O sonho começou a se fazer realidade em 1963, quando os primeiros cenários começaram a ser erguidos em um espaço de 100 mil metros quadrados, o equivalente a um terço da área murada da Jerusalém da época de Jesus. Só veio a se concretizar, todavia, em 1968, quando foi realizado o primeiro espetáculo na cidade-teatro de Nova Jerusalém.
Desde então, já são quase 50 anos de apresentações ininterruptas dentro das muralhas, atraindo espectadores não só do Brasil, mas de todo o mundo. O maior teatro ao ar livre da face da Terra é cercado por uma muralha de pedras de 4 metros de altura, com 70 torres de 7 metros cada uma. No interior, lagos artificiais e nove palcos-plateias reproduzem cenários naturais, arruados e palácios, além do Templo de Jerusalém, constituindo obras monumentais, concebidas por vários arquitetos e cenógrafos nordestinos e principalmente pela genialidade de Plínio Pacheco, que anteviu tudo aquilo. E que não só idealizara como construíra a obra em pedra e concreto.

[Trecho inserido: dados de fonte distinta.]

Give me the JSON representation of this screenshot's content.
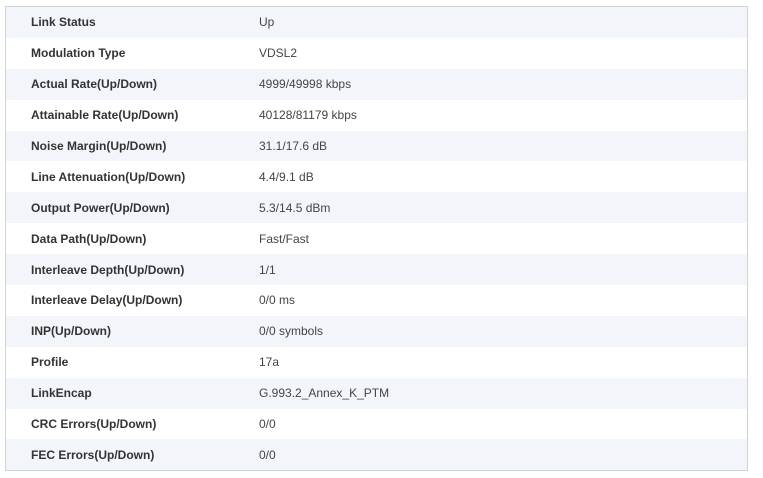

Mas sua grandeza não está só na pedra e no concreto. Está igualmente nas palavras: “A vida colocou-me diante da pedra e da figura de granito que é o homem nordestino. Aquele era meu povo, cantando num cenário de sol. Criar a cidade-teatro. Uma cidade de sete portas e 70 torres. Unir fragmentos dispersos da personalidade humana, transformar homens mutilados em seres humanos completos. A força maior levando aos quadrantes da Terra a notícia desta epopeia em granito. A construção da Nova Jerusalém. Erguida com 80% de recursos próprios, é uma sociedade privada, sem fins lucrativos. É claro que reconheço e todos sabem que tenho como princípio que ninguém constrói nada sozinho. Diante disto, tenho a obrigação moral de tornar pública a gratidão da Nova Jerusalém e da Sociedade Teatral de Fazenda Nova (STFN) a todos que aqui colocaram pedras, reais ou simbólicas. Mas nós devemos ter a humildade e reconhecer que essas pedras pertencem ao patrimônio cultural e artístico do País. Nova Jerusalém é patrimônio do povo. E cidadão nenhum tem o direito de reivindicar gratidão do seu País, porque é obrigação, particular e pública, de cada cidadão ampliar e multiplicar o patrimônio que recebeu dos seus antepassados”.
Nascido no Rio Grande do Sul em 30 de outubro de 1926 e chegado a Pernambuco em 1956, Plínio Pacheco aqui ficou. Para todo o sempre, estará em Brejo da Madre de Deus, onde morreu no dia 22 de agosto de 2002.